Why do you need data monitoring?
When it’s obvious what you need to track, data monitoring is the right choice. If you monitor a specific data artifact and know exactly how that data will behave over time, you can set rules to monitor it and set up alerts to get notifications.
Which tools offer data monitoring?
It is often hard to find this breed of tools on their own, partly because some data monitoring tools have repositioned themselves from data observability platforms without having the complete functionality of data observability and partly because data monitoring is technically a subset of data observability.
For a simple solution, setting up data monitoring can be as quick as feeding a Plotly chart with a metric, with conditional formatting that changes when a threshold is reached. Or, you can use data validation rules on an ongoing basis and gradually build a baseline for automatically detecting outliers and anomalies, which leads to your data observability practice.
Data testing
While the first two concepts help you measure data quality, this one helps you confirm it.
What is data testing?
Data tests or “data quality tests” validate your knowledge about assumptions that need to hold true for data to be processed as planned. We could break down tests into two categories:
- The appearance of the data: data type, nulls, format, etc.

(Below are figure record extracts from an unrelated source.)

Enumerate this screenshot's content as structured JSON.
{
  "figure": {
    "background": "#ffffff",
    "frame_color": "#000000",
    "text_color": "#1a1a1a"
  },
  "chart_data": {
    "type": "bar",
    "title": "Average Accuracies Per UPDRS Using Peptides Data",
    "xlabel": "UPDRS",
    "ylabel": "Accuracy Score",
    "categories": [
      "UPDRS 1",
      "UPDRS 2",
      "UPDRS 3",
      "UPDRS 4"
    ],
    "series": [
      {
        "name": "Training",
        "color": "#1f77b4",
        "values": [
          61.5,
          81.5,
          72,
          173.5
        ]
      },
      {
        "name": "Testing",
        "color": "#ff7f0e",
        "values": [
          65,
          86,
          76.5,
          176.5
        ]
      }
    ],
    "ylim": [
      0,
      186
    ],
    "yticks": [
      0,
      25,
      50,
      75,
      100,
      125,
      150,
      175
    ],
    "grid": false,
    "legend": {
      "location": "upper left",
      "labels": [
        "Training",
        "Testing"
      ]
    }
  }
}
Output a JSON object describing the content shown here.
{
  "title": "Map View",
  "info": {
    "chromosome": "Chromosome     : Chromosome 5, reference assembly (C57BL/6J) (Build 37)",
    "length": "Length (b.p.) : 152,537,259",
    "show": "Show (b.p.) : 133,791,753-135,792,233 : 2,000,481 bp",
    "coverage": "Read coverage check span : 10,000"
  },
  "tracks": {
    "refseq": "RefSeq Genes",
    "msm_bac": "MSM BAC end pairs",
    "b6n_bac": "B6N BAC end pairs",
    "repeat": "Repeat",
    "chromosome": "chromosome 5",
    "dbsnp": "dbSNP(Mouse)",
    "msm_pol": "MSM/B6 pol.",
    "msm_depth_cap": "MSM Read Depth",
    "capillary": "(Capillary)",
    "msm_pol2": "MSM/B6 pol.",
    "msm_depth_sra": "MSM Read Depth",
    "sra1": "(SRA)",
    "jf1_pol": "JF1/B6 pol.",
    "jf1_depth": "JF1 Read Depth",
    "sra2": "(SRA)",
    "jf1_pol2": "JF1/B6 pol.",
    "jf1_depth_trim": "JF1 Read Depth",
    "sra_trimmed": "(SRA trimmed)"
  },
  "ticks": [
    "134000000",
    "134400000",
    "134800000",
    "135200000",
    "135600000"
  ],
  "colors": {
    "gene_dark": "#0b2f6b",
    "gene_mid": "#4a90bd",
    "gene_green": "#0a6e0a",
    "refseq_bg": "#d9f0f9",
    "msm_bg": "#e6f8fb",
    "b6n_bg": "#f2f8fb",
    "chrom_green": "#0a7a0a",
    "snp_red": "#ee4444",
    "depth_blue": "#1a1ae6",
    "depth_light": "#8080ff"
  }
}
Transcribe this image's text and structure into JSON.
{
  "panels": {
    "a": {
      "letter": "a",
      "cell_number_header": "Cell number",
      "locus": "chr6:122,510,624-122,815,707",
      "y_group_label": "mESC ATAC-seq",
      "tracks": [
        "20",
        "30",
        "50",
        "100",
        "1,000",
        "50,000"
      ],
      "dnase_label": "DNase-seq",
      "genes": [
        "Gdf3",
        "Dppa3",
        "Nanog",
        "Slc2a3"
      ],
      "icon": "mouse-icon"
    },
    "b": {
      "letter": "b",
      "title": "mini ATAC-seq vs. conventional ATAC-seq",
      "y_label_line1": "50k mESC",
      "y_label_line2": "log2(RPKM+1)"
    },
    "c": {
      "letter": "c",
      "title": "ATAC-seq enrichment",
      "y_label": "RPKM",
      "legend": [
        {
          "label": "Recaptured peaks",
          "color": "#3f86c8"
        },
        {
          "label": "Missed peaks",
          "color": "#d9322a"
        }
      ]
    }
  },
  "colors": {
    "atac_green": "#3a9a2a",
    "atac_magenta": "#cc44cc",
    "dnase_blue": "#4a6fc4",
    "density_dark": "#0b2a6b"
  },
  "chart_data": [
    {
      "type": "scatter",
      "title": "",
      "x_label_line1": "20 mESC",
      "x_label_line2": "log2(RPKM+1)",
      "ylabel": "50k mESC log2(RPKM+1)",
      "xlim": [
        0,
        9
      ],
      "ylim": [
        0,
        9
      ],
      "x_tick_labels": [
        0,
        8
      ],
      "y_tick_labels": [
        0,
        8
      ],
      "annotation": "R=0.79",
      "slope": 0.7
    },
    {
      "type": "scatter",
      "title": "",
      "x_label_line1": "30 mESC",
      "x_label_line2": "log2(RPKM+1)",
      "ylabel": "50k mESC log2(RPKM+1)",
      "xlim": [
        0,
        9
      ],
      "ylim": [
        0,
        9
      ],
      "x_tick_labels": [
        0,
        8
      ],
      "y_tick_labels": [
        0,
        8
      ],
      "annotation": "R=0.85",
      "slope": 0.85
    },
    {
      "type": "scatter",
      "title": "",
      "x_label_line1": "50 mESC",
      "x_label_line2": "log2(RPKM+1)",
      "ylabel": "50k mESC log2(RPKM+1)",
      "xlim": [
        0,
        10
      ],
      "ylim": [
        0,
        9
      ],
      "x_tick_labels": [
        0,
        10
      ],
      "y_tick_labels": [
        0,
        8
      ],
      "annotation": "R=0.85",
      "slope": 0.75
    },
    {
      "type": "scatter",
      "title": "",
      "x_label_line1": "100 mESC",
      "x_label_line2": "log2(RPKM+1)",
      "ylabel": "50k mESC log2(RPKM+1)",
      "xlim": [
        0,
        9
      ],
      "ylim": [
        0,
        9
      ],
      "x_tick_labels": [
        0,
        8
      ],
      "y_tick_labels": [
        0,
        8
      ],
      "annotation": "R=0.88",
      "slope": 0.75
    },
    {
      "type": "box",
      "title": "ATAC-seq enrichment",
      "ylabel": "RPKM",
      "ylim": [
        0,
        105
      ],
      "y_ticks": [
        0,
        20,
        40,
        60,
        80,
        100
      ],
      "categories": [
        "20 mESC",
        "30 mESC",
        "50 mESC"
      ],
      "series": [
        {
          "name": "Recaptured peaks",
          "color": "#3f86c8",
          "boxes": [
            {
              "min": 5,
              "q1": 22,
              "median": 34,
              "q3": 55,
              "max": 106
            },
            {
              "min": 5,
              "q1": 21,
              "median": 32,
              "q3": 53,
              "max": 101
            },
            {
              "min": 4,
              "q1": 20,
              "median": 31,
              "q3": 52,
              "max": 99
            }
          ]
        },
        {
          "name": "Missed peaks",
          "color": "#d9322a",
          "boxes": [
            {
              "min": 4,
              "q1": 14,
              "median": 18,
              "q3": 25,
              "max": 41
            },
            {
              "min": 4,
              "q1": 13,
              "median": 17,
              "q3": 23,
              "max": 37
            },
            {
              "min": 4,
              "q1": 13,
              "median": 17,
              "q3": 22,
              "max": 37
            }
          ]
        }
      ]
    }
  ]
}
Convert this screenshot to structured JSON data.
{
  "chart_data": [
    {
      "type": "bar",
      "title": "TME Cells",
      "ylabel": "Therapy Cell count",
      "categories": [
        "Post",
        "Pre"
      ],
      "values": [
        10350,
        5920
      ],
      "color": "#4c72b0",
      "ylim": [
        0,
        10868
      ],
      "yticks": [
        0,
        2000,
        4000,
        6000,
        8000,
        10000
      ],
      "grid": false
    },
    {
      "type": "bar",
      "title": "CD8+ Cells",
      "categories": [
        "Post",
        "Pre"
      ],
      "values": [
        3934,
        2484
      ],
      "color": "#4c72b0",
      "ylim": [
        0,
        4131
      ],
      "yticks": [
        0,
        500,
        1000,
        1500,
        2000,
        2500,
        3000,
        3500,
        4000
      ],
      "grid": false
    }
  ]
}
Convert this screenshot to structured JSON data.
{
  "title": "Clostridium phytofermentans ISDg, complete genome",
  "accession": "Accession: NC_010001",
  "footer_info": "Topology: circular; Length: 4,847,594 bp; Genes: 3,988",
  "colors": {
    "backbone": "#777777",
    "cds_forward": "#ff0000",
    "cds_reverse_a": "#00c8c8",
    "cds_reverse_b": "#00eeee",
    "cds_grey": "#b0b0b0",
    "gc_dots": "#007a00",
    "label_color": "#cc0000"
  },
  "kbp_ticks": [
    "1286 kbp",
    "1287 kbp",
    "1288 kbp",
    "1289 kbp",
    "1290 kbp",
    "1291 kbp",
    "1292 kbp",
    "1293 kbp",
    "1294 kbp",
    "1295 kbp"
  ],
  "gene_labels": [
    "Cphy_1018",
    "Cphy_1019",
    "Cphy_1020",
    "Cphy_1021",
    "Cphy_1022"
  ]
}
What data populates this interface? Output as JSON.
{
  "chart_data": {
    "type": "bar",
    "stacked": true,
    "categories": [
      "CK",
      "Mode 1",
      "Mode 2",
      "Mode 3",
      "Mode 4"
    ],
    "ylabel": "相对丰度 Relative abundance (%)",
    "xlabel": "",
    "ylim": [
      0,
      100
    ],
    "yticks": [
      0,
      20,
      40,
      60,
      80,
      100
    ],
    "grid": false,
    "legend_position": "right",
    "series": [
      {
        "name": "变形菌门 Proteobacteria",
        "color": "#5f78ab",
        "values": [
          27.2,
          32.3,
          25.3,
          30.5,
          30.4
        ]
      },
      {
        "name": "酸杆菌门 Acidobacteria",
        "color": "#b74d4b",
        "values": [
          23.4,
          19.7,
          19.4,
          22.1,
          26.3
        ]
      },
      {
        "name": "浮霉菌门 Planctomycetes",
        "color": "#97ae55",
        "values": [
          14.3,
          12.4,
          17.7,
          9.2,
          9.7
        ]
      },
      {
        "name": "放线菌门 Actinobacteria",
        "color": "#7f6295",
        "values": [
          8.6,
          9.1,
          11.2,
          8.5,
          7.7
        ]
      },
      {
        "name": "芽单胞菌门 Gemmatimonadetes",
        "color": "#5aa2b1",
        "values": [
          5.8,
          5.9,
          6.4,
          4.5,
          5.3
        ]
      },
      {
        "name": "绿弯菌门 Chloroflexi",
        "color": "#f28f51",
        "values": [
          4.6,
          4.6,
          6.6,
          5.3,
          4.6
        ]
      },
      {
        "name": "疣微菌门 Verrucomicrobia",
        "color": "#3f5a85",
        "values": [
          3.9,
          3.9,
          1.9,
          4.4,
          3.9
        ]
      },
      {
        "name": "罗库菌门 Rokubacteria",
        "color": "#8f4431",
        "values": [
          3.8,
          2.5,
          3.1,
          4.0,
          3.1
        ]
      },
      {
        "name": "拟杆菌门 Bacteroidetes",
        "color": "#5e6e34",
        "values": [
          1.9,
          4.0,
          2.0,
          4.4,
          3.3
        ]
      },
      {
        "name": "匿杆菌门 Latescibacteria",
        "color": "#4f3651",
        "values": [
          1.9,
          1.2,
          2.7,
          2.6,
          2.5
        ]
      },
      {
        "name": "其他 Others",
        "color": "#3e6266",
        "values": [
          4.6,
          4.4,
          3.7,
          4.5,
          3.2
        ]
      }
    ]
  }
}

- Business rules: unique email addresses, customer age, etc.
Erroneous data requires specific actions, including marking it, processing it differently, storing it for later processing, or triggering a notification requesting manual intervention.
There are many dimensions of data quality that you can test for, including the following:
- Data validity: To store dates or times, they need to be in the correct format. A “MM/DD/YY” string could be misinterpreted if “YYYY-MM-DD” is expected. Other common tests check for NULLs and data types.
- Data uniqueness: No two rows in a table should be the same.
- Data completeness: Moving data without filtering or transforming should result in the same number of rows in the destination as in the source.
- Data consistency: If data in multiple places is not identical when it should be, it isn’t consistent. For example, when a customer profile exists in the e-commerce platform and the CRM, the address should be the same in both places.
Why do you need data testing?
Whether you’re scraping the web, using sensors, or collecting user input from open text fields, there are many ways that data can become corrupted. This could break business-critical models or skew important reports, among other problems. A critical piece of building a data pipeline that feeds business applications, analytics, or even data products, is testing that data for accuracy, validity, and freshness.
Which tools offer data testing?
First of all, data tests can easily be written with vanilla Python. Conditional statements or assertions could do the trick for simple pipelines. However, for large projects, you need to keep your tests manageable.
That’s why most observability platforms offer some framework to perform data tests.
Conclusion
Data observability, data monitoring, and data testing may be separate concepts, but as you’ve seen in this article, they are intertwined.
Data observability, a relatively new practice within the data sphere, is a set of measures that can help predict andidentify data issues through external symptoms. By processing the output and data artifacts of data pipelines in relation to one another, it can detect anomalies and indicate what’s causing them.
Data monitoring, a subset of observability, is a practice in which data is constantly checked for pre-defined data metrics against acceptable thresholds. It only confirms that there is an anomaly.
Data tests measure either format like null checks or validations like business rules to match your data to a specified list of assumptions. Each test is limited in scope and operates in isolation from the other tests.
In an ideal world, you could develop all three to detect every possible data issue, but your organization’s resources aren’t endless. Using the right tool for exactly what you need will help you maintain high-quality data while keeping your resources and efforts focused.